Темный Хендрик понял, что раздел добычи был наконец признанием того, что не все из них доберутся до реки. Он отвел взгляд от лица Лотара. Они с этим золотоволосым и белокожим дьяволом были вместе с давних лет их молодости. И Хендрик никогда не задумывался о том, что удерживает их вместе. Он испытывал глубочайшую неприязнь и отвращение ко всем белым людям, кроме этого. Они вместе многое испытали, многое видели, стольким делились. Хендрик не думал об этом как о любви или дружбе. Но мысль об предстоявшей разлуке наполнила его опустошающим отчаянием, словно его самого ждало нечто вроде смерти.
– Согласен, – произнес он низким гулким голосом, похожим на звон большого колокола, и посмотрел на белого мальчика.
Этот мужчина и этот мальчик были для Хендрика единым целым. То, что он чувствовал к отцу, чувствовал и к сыну.
– Выбирай, Мани! – приказал он.
– Я не знаю…
Манфред спрятал руки за спину, не желая касаться ни одной из кучек.
– Выбирай! – прикрикнул на него отец, и Манфред послушно протянул руку и дотронулся до ближайших пакетов.
– Возьми их, – приказал Лотар, потом посмотрел на черного юношу. – Теперь ты, Кляйн Бой.
Остались две кучки, и Лотар усмехнулся потрескавшимися губами:
– Сколько тебе лет, Хенни?
– Я стар, как сожженная гора, и молод, как первый весенний цветок, – ответил овамбо, и оба они рассмеялись.
«Если бы я получал по алмазу за каждый раз, когда мы смеялись вместе, – подумал Хендрик, – я был бы богатейшим человеком в мире».
Ему пришлось сделать над собой усилие, чтобы удержать на лице улыбку.
– Ты, должно быть, моложе меня, – сказал он вслух. – Потому что я вечно заботился о тебе, как нянька. Выбирай!
Лотар придвинул свои пакеты к Манфреду.
– Положи в мешок, – велел он.
Манфред уложил их долю добычи в заплечный мешок и затянул бечевкой, а двое чернокожих распихали пакеты по карманам рубах.
– Теперь наберем воды в бутыли. Осталось всего семьдесят миль, – сказал Лотар.
Когда они были готовы ехать дальше, Хендрик наклонился, чтобы помочь Лотару встать, но тот раздраженно оттолкнул его руки и оперся о ствол акации, поднимаясь на ноги.
Одна из лошадей не смогла встать, и они оставили ее лежать у кромки воды. Другая выдохлась после первой же мили, но две другие храбро тащились вперед. Ни одна из них больше не могла выдерживать на себе человеческий вес, но одну нагрузили бутылями с водой, а другую Лотар использовал как костыль. Он с трудом переставлял ноги рядом с ней, держась здоровой рукой за ее шею.
Остальные трое по очереди вели лошадей, и все упорно двигались на север. Лотар иногда смеялся без причины или пел сильным чистым голосом, так прекрасно выводя мелодию, что Манфреда охватывало радостное облегчение. Но потом голос Лотара срывался. Он кричал, бормотал что-то невнятное, умолял лихорадочные видения, окружавшие его, и тогда Манфред подбегал к нему и обнимал за талию, и Лотар понемногу успокаивался.

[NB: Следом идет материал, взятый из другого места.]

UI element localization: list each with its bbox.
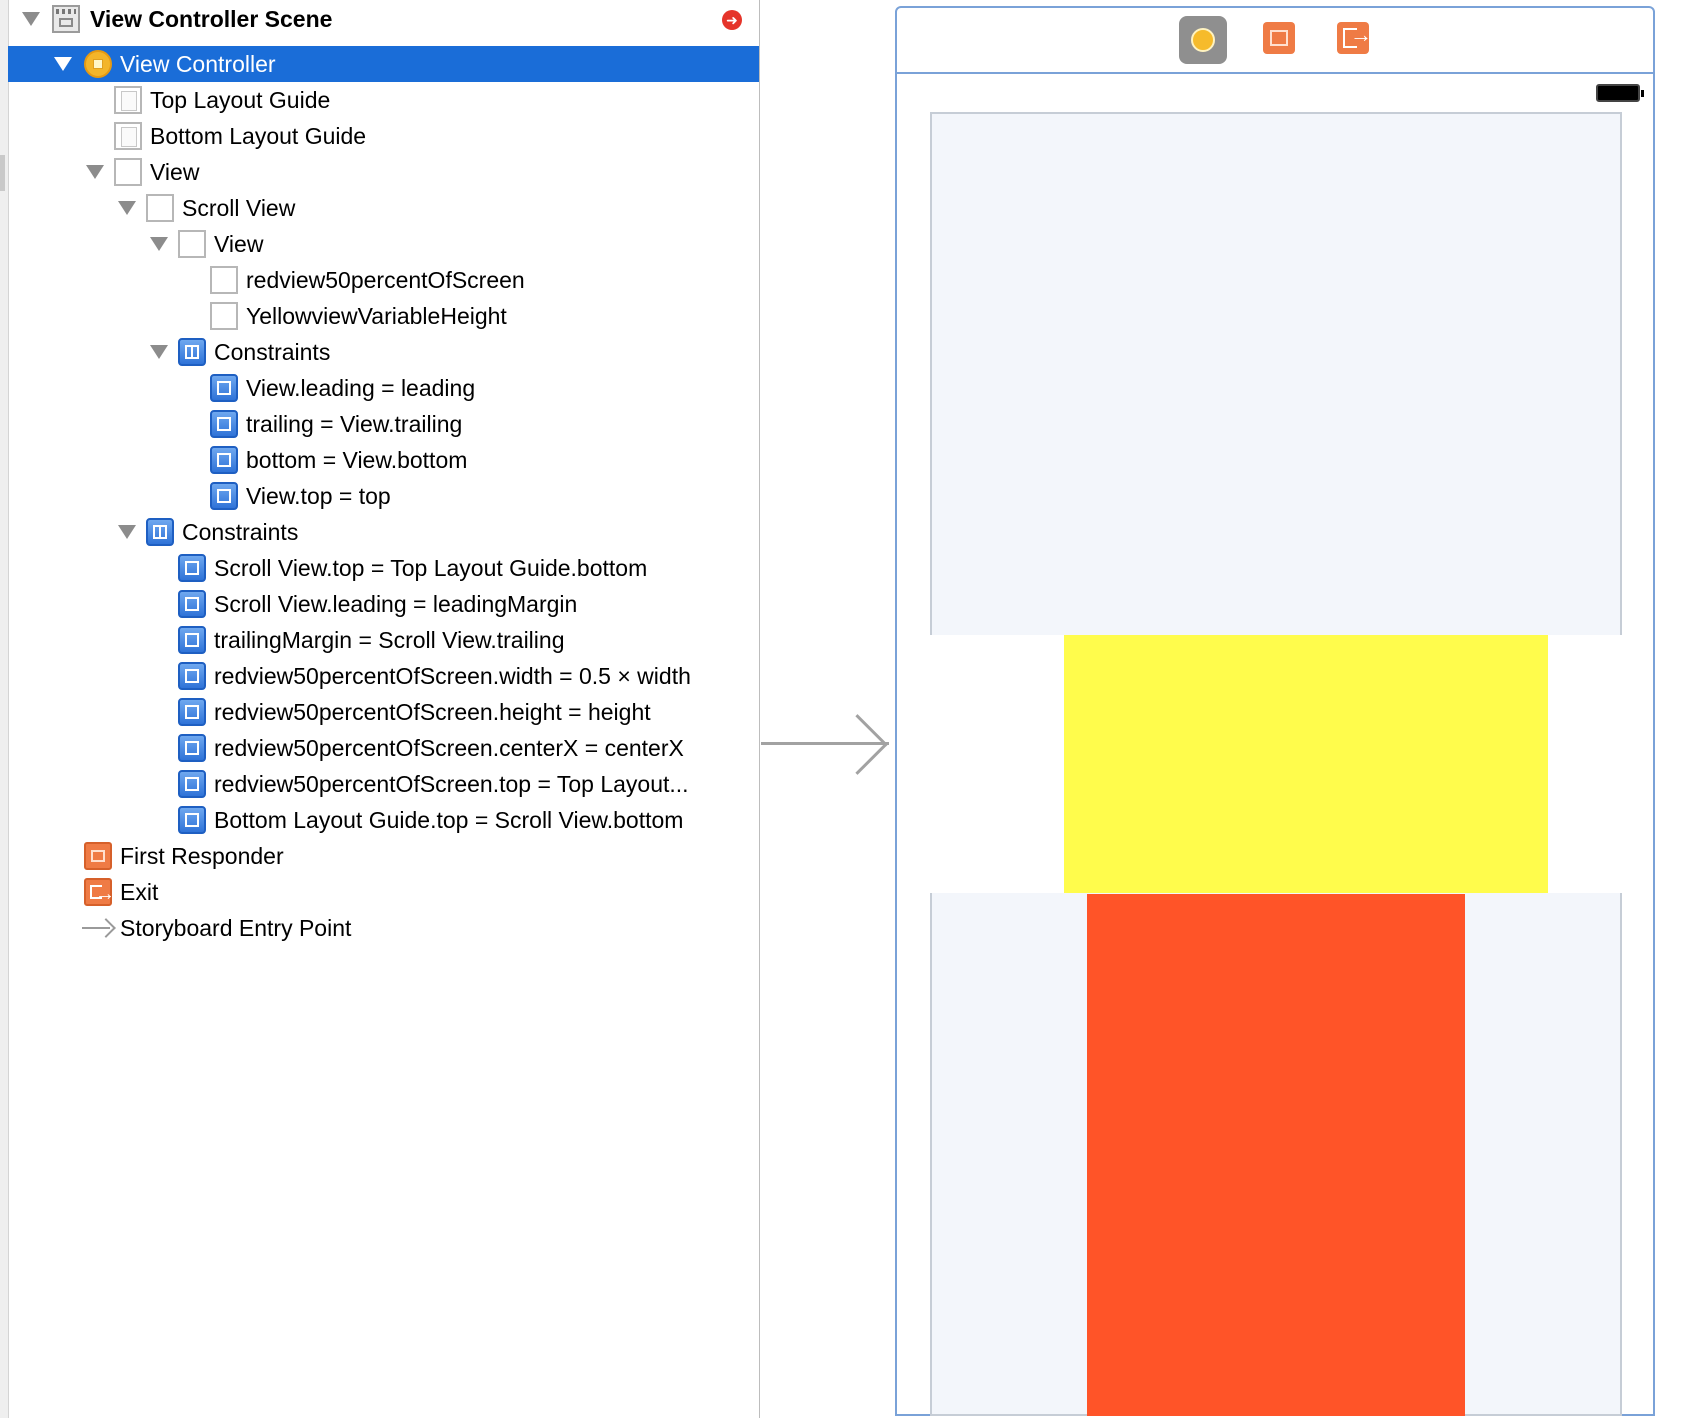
disclosure-triangle-icon[interactable] xyxy=(54,57,72,71)
constraint-icon xyxy=(178,698,206,726)
constraint-icon xyxy=(178,806,206,834)
constraint-icon xyxy=(210,374,238,402)
view-icon xyxy=(146,194,174,222)
constraint-icon xyxy=(178,554,206,582)
outline-row-constraint[interactable]: Bottom Layout Guide.top = Scroll View.bo… xyxy=(8,802,759,838)
outline-row-redview[interactable]: redview50percentOfScreen xyxy=(8,262,759,298)
outline-row-label: redview50percentOfScreen xyxy=(246,267,525,293)
yellow-view-variable-height[interactable] xyxy=(1064,635,1548,893)
view-controller-icon[interactable] xyxy=(1179,16,1227,64)
outline-row-label: bottom = View.bottom xyxy=(246,447,468,473)
view-icon xyxy=(210,266,238,294)
exit-icon xyxy=(84,876,115,912)
outline-row-constraint[interactable]: trailing = View.trailing xyxy=(8,406,759,442)
outline-row-bottom-layout-guide[interactable]: Bottom Layout Guide xyxy=(8,118,759,154)
outline-row-label: Constraints xyxy=(182,519,299,545)
outline-row-constraint[interactable]: redview50percentOfScreen.width = 0.5 × w… xyxy=(8,658,759,694)
constraint-icon xyxy=(210,446,238,474)
view-icon xyxy=(210,302,238,330)
outline-row-storyboard-entry-point[interactable]: Storyboard Entry Point xyxy=(8,910,759,946)
outline-row-top-layout-guide[interactable]: Top Layout Guide xyxy=(8,82,759,118)
constraints-group-icon xyxy=(146,518,174,546)
first-responder-icon[interactable] xyxy=(1263,22,1295,54)
document-outline: ➜ View Controller Scene View Controller … xyxy=(0,0,760,1418)
outline-row-first-responder[interactable]: First Responder xyxy=(8,838,759,874)
outline-row-constraint[interactable]: View.top = top xyxy=(8,478,759,514)
disclosure-triangle-icon[interactable] xyxy=(118,525,136,539)
exit-icon[interactable] xyxy=(1337,22,1372,54)
content-gap xyxy=(1548,635,1622,893)
outline-row-view[interactable]: View xyxy=(8,154,759,190)
outline-row-label: Constraints xyxy=(214,339,331,365)
disclosure-triangle-icon[interactable] xyxy=(22,12,40,26)
outline-row-label: Bottom Layout Guide xyxy=(150,123,367,149)
outline-row-label: Top Layout Guide xyxy=(150,87,331,113)
outline-row-label: First Responder xyxy=(120,843,284,869)
outline-row-constraint[interactable]: View.leading = leading xyxy=(8,370,759,406)
view-icon xyxy=(114,158,142,186)
outline-row-view-controller[interactable]: View Controller xyxy=(8,46,759,82)
outline-row-label: trailing = View.trailing xyxy=(246,411,463,437)
gutter-marker xyxy=(0,155,5,191)
disclosure-triangle-icon[interactable] xyxy=(150,237,168,251)
outline-row-label: View xyxy=(214,231,264,257)
outline-row-label: redview50percentOfScreen.top = Top Layou… xyxy=(214,771,689,797)
outline-row-label: Bottom Layout Guide.top = Scroll View.bo… xyxy=(214,807,684,833)
outline-row-constraint[interactable]: redview50percentOfScreen.centerX = cente… xyxy=(8,730,759,766)
scene-frame[interactable] xyxy=(895,6,1655,1416)
outline-row-scroll-view[interactable]: Scroll View xyxy=(8,190,759,226)
entry-point-arrow-icon xyxy=(82,914,116,942)
view-icon xyxy=(178,230,206,258)
outline-row-constraint[interactable]: redview50percentOfScreen.top = Top Layou… xyxy=(8,766,759,802)
disclosure-triangle-icon[interactable] xyxy=(118,201,136,215)
outline-row-label: YellowviewVariableHeight xyxy=(246,303,507,329)
constraint-icon xyxy=(178,770,206,798)
disclosure-triangle-icon[interactable] xyxy=(150,345,168,359)
outline-scene-row[interactable]: View Controller Scene xyxy=(8,1,759,37)
battery-icon xyxy=(1596,84,1644,102)
layout-guide-icon xyxy=(114,86,142,114)
outline-row-constraint[interactable]: Scroll View.leading = leadingMargin xyxy=(8,586,759,622)
outline-row-constraint[interactable]: Scroll View.top = Top Layout Guide.botto… xyxy=(8,550,759,586)
scene-icon xyxy=(52,5,80,33)
outline-row-label: View.leading = leading xyxy=(246,375,476,401)
constraint-icon xyxy=(178,662,206,690)
outline-row-constraint[interactable]: redview50percentOfScreen.height = height xyxy=(8,694,759,730)
outline-row-label: Scroll View xyxy=(182,195,296,221)
outline-row-label: Storyboard Entry Point xyxy=(120,915,352,941)
outline-row-constraints-outer[interactable]: Constraints xyxy=(8,514,759,550)
outline-row-label: View Controller xyxy=(120,51,276,77)
constraints-group-icon xyxy=(178,338,206,366)
constraint-icon xyxy=(210,482,238,510)
outline-row-label: Exit xyxy=(120,879,159,905)
first-responder-icon xyxy=(84,842,112,870)
constraint-icon xyxy=(178,626,206,654)
outline-row-content-view[interactable]: View xyxy=(8,226,759,262)
outline-row-label: Scroll View.leading = leadingMargin xyxy=(214,591,578,617)
outline-row-label: redview50percentOfScreen.height = height xyxy=(214,699,651,725)
disclosure-triangle-icon[interactable] xyxy=(86,165,104,179)
outline-row-yellowview[interactable]: YellowviewVariableHeight xyxy=(8,298,759,334)
layout-guide-icon xyxy=(114,122,142,150)
outline-row-constraint[interactable]: bottom = View.bottom xyxy=(8,442,759,478)
constraint-icon xyxy=(210,410,238,438)
outline-row-label: Scroll View.top = Top Layout Guide.botto… xyxy=(214,555,648,581)
outline-row-label: redview50percentOfScreen.width = 0.5 × w… xyxy=(214,663,691,689)
constraint-icon xyxy=(178,734,206,762)
red-view-50-percent[interactable] xyxy=(1087,894,1465,1416)
outline-row-exit[interactable]: Exit xyxy=(8,874,759,912)
constraint-icon xyxy=(178,590,206,618)
outline-row-label: View xyxy=(150,159,200,185)
outline-row-label: View.top = top xyxy=(246,483,391,509)
outline-row-constraints-inner[interactable]: Constraints xyxy=(8,334,759,370)
outline-row-label: redview50percentOfScreen.centerX = cente… xyxy=(214,735,684,761)
outline-row-label: trailingMargin = Scroll View.trailing xyxy=(214,627,565,653)
scene-title: View Controller Scene xyxy=(90,6,333,32)
outline-row-constraint[interactable]: trailingMargin = Scroll View.trailing xyxy=(8,622,759,658)
entry-arrow-head-icon xyxy=(827,714,888,775)
scene-dock xyxy=(897,8,1653,74)
view-controller-icon xyxy=(84,50,112,78)
content-gap xyxy=(930,635,1064,893)
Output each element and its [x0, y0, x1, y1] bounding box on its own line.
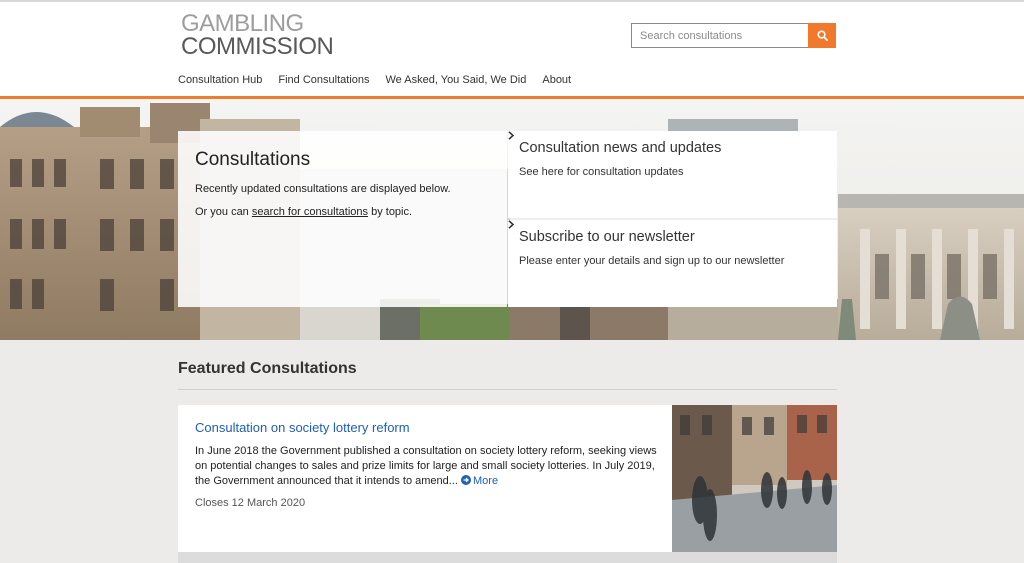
news-link[interactable]: See here for consultation updates — [508, 131, 826, 178]
next-card-edge — [178, 552, 837, 563]
logo-line-2: COMMISSION — [181, 33, 334, 60]
intro-prefix: Or you can — [195, 206, 252, 218]
logo-line-1: GAMBLING — [181, 10, 304, 37]
newsletter-link[interactable]: Please enter your details and sign up to… — [508, 220, 826, 267]
search-input[interactable] — [631, 23, 808, 48]
chevron-right-icon — [508, 131, 514, 140]
consultations-intro-panel: Consultations Recently updated consultat… — [178, 131, 507, 307]
newsletter-panel: Subscribe to our newsletter Please enter… — [508, 220, 837, 307]
nav-find-consultations[interactable]: Find Consultations — [278, 73, 369, 87]
intro-search-text: Or you can search for consultations by t… — [195, 205, 490, 219]
more-label: More — [473, 475, 499, 487]
newsletter-title: Subscribe to our newsletter — [519, 229, 695, 245]
main-nav: Consultation Hub Find Consultations We A… — [178, 73, 587, 87]
newsletter-link-text: Please enter your details and sign up to… — [519, 255, 785, 267]
nav-we-asked-you-said[interactable]: We Asked, You Said, We Did — [386, 73, 527, 87]
nav-about[interactable]: About — [542, 73, 571, 87]
hero-banner: Consultations Recently updated consultat… — [0, 99, 1024, 340]
news-title: Consultation news and updates — [519, 140, 722, 156]
news-link-text: See here for consultation updates — [519, 166, 684, 178]
closing-date: Closes 12 March 2020 — [195, 497, 306, 509]
consultation-summary: In June 2018 the Government published a … — [195, 444, 665, 489]
search-form — [631, 23, 836, 48]
search-icon — [816, 30, 828, 41]
page-title: Consultations — [195, 149, 311, 170]
intro-suffix: by topic. — [368, 206, 413, 218]
arrow-circle-right-icon — [461, 475, 472, 485]
news-panel: Consultation news and updates See here f… — [508, 131, 837, 218]
featured-heading: Featured Consultations — [178, 360, 357, 377]
nav-consultation-hub[interactable]: Consultation Hub — [178, 73, 262, 87]
more-link[interactable]: More — [461, 475, 498, 487]
featured-consultation-card: Consultation on society lottery reform I… — [178, 405, 837, 552]
chevron-right-icon — [508, 220, 514, 229]
card-body: Consultation on society lottery reform I… — [195, 420, 665, 509]
street-scene-image — [672, 405, 837, 552]
divider — [178, 389, 837, 390]
search-consultations-link[interactable]: search for consultations — [252, 206, 368, 218]
consultation-title-link[interactable]: Consultation on society lottery reform — [195, 420, 665, 435]
site-header: GAMBLING COMMISSION Consultation Hub Fin… — [0, 2, 1024, 97]
summary-text: In June 2018 the Government published a … — [195, 445, 657, 487]
gambling-commission-logo[interactable]: GAMBLING COMMISSION — [181, 12, 347, 60]
search-button[interactable] — [808, 23, 836, 48]
intro-text: Recently updated consultations are displ… — [195, 183, 451, 195]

– Ты хороший мальчик, Мани, – шептал он. – Ты всегда был хорошим мальчиком. Отныне для нас настанет прекрасная жизнь. Хорошая школа для тебя, ты станешь молодым джентльменом… поедем вместе в Берлин, в оперу…
– О папа, не разговаривай. Береги силы, папа.
И Лотар снова погружался в гнетущее молчание, механически переставляя ноги, шаркая подошвами по песку, и только трудяга-лошадь и сильная молодая рука сына не давали ему упасть лицом вперед в горячий песок Калахари.
Далеко впереди над редким лесом показался наконец первый из гранитных холмов. Он был круглым, как жемчужина, и гладкие камни светились под солнцем серебристо-серым цветом.
Сантэн остановила лошадь на гребне холма и посмотрела вниз, на неглубокую долину. Она узнала высокие деревья, с верхних ветвей которых она много лет назад впервые увидела африканского слона, и частичка детского восторга, охватившего ее в тот момент, осталась с ней до сих пор.
Потом она увидела воду и забыла обо всем остальном. Оказалось не так легко удержать лошадей, почуявших водоем. Она слышала о путниках в пустыне, которые умирали от жажды рядом с водой, потому что позволяли скоту и лошадям ринуться вперед и превратить воду в жидкую грязь. Но Блэйн и его сержант были опытными людьми и решительно удерживали лошадей.
Как только лошади были напоены и стреножены, Сантэн сняла сапоги и прямо в одежде вошла в водоем, погрузившись с головой, чтобы намочить одежду и волосы и насладиться прохладой мутной воды.